Nevertheless, with the series heading back to Minnesota, it’s clear that Parise’s performance will heavily dictate the outcome. He was the Wild’s leading scorer this season with 38 points, both being the team’s top creator of shots for himself and others.

To put it another way, Minnesota is looking at a sweep if Matt Cullen continues to be its leading scorer. The 36-year-old is a solid rotational player in spare minutes, but only superstars can propel teams against insurmountable odds.

If Parise gets on the board Sunday, the Wild might just have a (minuscule) chance. If not, break out the brooms come Game 4. 


Jimmy Howard (G, Detroit Red Wings)

During the regular season, the Red Wings subsisted on being one of the smartest teams in the league. Their veteran roster doesn’t have the light-it-up scorers like a Crosby or Patrick Kane. Instead, it had a group of players who simply knew where they had to be at all times on the ice.

Almost like a hockey version of the Boston Celtics, Detroit relied on gritty veterans like Pavel Datsyuk and Henrik Zetterberg to get the job done. And while the Wings’ 2.5 goals per game average was only ordinary—it ranked 19th in the league—those smarts allowed Detroit to become one of the NHL’s most reliable defensive teams in the league. 

At the back line, picking up for what little mistakes were made, was goalie Jimmy Howard.
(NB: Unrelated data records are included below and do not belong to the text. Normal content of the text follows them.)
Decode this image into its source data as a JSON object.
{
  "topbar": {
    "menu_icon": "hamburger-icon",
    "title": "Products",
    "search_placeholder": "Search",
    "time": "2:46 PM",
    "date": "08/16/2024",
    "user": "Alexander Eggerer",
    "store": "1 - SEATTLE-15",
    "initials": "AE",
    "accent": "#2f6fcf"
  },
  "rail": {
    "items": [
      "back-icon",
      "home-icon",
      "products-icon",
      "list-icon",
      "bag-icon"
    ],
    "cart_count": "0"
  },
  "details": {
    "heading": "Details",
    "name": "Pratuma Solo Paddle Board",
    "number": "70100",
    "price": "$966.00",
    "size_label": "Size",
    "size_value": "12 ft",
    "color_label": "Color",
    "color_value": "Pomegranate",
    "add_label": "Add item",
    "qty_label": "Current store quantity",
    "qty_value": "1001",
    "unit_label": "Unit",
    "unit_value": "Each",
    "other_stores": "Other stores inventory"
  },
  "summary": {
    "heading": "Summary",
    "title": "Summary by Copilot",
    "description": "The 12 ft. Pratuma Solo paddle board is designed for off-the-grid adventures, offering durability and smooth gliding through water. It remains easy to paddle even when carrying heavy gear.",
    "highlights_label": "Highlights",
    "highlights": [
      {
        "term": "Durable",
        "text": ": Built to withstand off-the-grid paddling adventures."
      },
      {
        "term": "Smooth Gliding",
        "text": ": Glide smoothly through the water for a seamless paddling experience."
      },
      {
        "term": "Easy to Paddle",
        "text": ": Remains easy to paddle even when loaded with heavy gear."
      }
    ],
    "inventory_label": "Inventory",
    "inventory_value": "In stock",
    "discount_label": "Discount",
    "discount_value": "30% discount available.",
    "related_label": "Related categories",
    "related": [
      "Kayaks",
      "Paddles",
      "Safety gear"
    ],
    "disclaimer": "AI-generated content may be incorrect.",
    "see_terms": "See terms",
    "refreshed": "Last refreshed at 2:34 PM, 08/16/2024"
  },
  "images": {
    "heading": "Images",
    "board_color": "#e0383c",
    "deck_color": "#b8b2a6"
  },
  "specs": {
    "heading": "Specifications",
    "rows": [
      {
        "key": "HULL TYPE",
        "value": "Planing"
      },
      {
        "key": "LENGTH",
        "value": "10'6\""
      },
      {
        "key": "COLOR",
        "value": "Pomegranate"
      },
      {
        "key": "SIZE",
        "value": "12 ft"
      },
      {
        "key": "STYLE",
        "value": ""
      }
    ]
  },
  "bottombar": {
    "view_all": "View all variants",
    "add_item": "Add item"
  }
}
A stalwart presence in between the pipes, Howard finished the regular season with a 23-13-7 record and 2.13 goals against average and a 92.3 save percentage. Both of the latter percentages were top 10 among goalies this season, and Howard was arguably the biggest thing Detroit had going in its favor.

Fast-forward two playoff games and Howard has been an utter mess. His 2.99 goals against average ranks 15th among goalies who have appeared this postseason, ahead of only Jonas Hiller and Evgeni Nabokov. 

He was at the center of Detroit’s Game 2 collapse, which is only more disconcerting heading into Game 2. Howard’s been better at home this season for the most part, and the Wings better hope that trend continues.